HSI Report: “Soft Matter: From single molecules to materials”

University News | September 14, 2017

As part of the Hokkaido Summer Institute (HSI), the course “Soft Matter: From single molecules to materials” was held from July 30th to August 11th, attracting more than 50 graduate students from Japan and beyond, to discuss the fundamentals of soft matter science, an emerging research field to develop innovative soft materials through interdisciplinary studies.

This course, hosted by the Global Station for Soft Matter (GSS) of Hokkaido University’s Global Institution for Collaborative Research and Education (GI-CoRE) and the Graduate School of Life Science, was held in conjunction with the International Soft Matter Summer School which brought together 13 internationally renowned scientists as lecturers and young researchers from all around the world.

Internationally renowned scientists lecturing the participants. Photos taken by Tomas Sedlacik.

The first seven days of the program took place at the Otaki Seminar House located in the countryside outside of the university’s Sapporo campus.
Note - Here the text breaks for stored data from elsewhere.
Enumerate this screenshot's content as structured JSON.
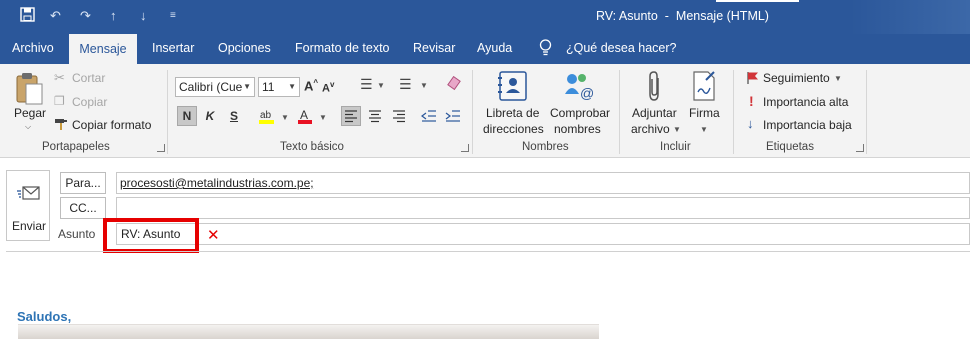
{
  "window": {
    "title": "RV: Asunto  -  Mensaje (HTML)"
  },
  "quick_access": {
    "icons": [
      "save-icon",
      "undo-icon",
      "redo-icon",
      "up-arrow-icon",
      "down-arrow-icon",
      "customize-icon"
    ]
  },
  "tabs": [
    {
      "label": "Archivo"
    },
    {
      "label": "Mensaje",
      "active": true
    },
    {
      "label": "Insertar"
    },
    {
      "label": "Opciones"
    },
    {
      "label": "Formato de texto"
    },
    {
      "label": "Revisar"
    },
    {
      "label": "Ayuda"
    }
  ],
  "tell_me": {
    "placeholder": "¿Qué desea hacer?"
  },
  "ribbon": {
    "clipboard": {
      "group_label": "Portapapeles",
      "paste": "Pegar",
      "cut": "Cortar",
      "copy": "Copiar",
      "format_painter": "Copiar formato"
    },
    "basic_text": {
      "group_label": "Texto básico",
      "font": "Calibri (Cue",
      "size": "11",
      "bold": "N",
      "italic": "K",
      "underline": "S"
    },
    "names": {
      "group_label": "Nombres",
      "address_book_line1": "Libreta de",
      "address_book_line2": "direcciones",
      "check_names_line1": "Comprobar",
      "check_names_line2": "nombres"
    },
    "include": {
      "group_label": "Incluir",
      "attach_line1": "Adjuntar",
      "attach_line2": "archivo",
      "signature": "Firma"
    },
    "tags": {
      "group_label": "Etiquetas",
      "follow_up": "Seguimiento",
      "high_importance": "Importancia alta",
      "low_importance": "Importancia baja"
    }
  },
  "compose": {
    "send": "Enviar",
    "to_button": "Para...",
    "to_value": "procesosti@metalindustrias.com.pe;",
    "cc_button": "CC...",
    "cc_value": "",
    "subject_label": "Asunto",
    "subject_value": "RV: Asunto"
  },
  "body": {
    "greeting": "Saludos,"
  },
  "colors": {
    "accent": "#2b579a",
    "highlight": "#e60000",
    "greeting": "#2e74b5"
  }
}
A series of lectures on varying subjects, yet with a particular focus on polymer science, were given by world-leading scientists every day and lively discussions followed each lecture. Poster sessions were held on the second and third day to share recent findings and exchange ideas. While lectures were not in session, some participants enjoyed Nordic walking in Otaki and a boat cruise at Lake Toya for a break.
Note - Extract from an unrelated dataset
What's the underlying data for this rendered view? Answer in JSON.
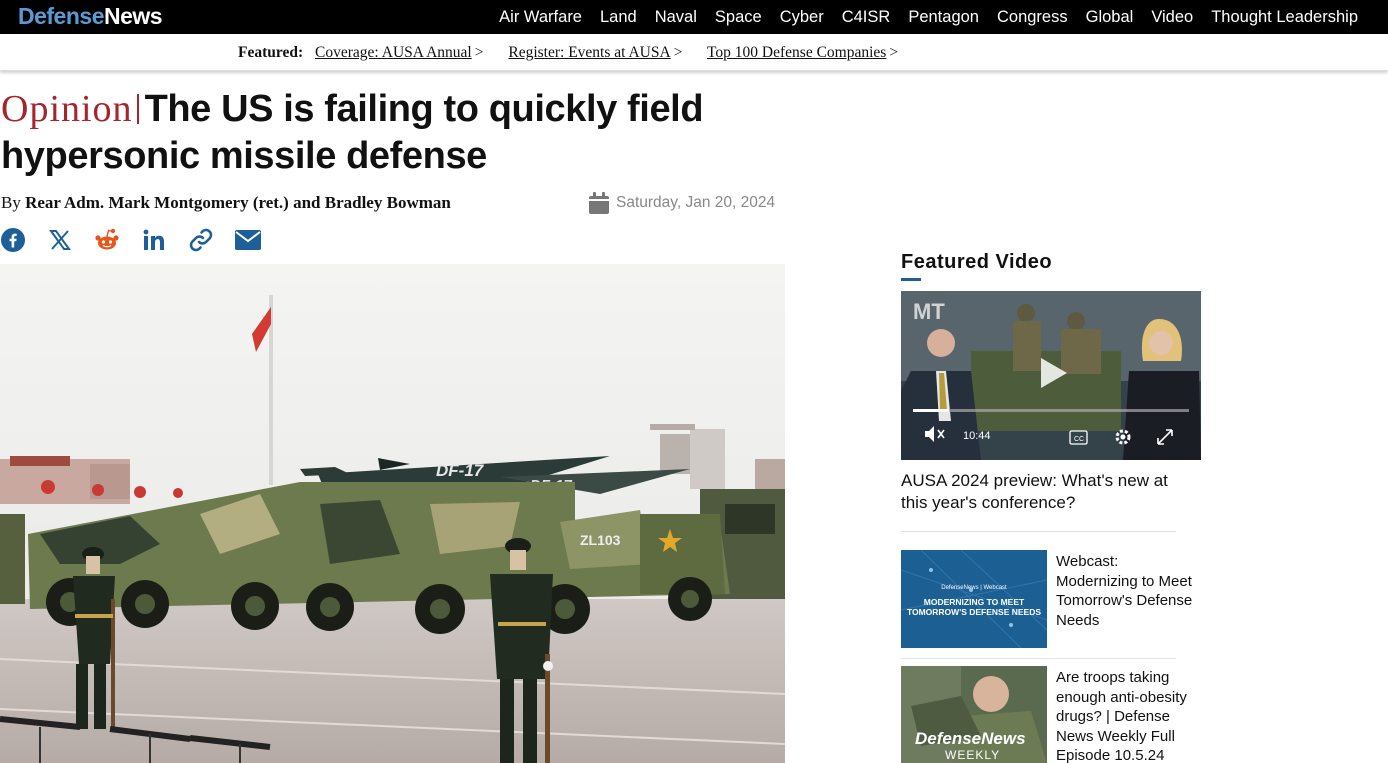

The intensive lectures continued on the Sapporo campus from the eighth day. On August 7th and 8th, participants joined the “Hokkaido University-ImPACT Joint Symposium,” an international symposium on advanced soft matter held in coordination with the summer school. ImPACT is a governmental research program funded by the Japan Science and Technology Agency (JST).

During the course, graduate students were divided into groups to work on assigned tasks related to soft matter. Assisted by young researchers attending the summer school, the students put their heads together to devise possible solutions for the tasks at hand by utilizing the knowledge learnt during the course. They later gave presentations on their topics.

Students working on an assigned task (left) and giving a presentation (right). Photos taken by Tomas Sedlacik.

Master’s student Zhongtong Wang from Xian Jiaotong University in China said “I major in solid mechanics at my university. I’m interested in the mechanical characteristics of soft matters and its application to the development of soft sensors, for example. The subjects taught in this summer school are so diverse and interdisciplinary. It’s not easy for me to go beyond my area of expertise, but I believe learning different subjects and having discussions with people from other disciplines are very important and will help my future research.”

Attendees of the Soft Matter Summer School and the HSI course with Mt. Showa-shinzan in the background. Photo taken by Tomas Sedlacik.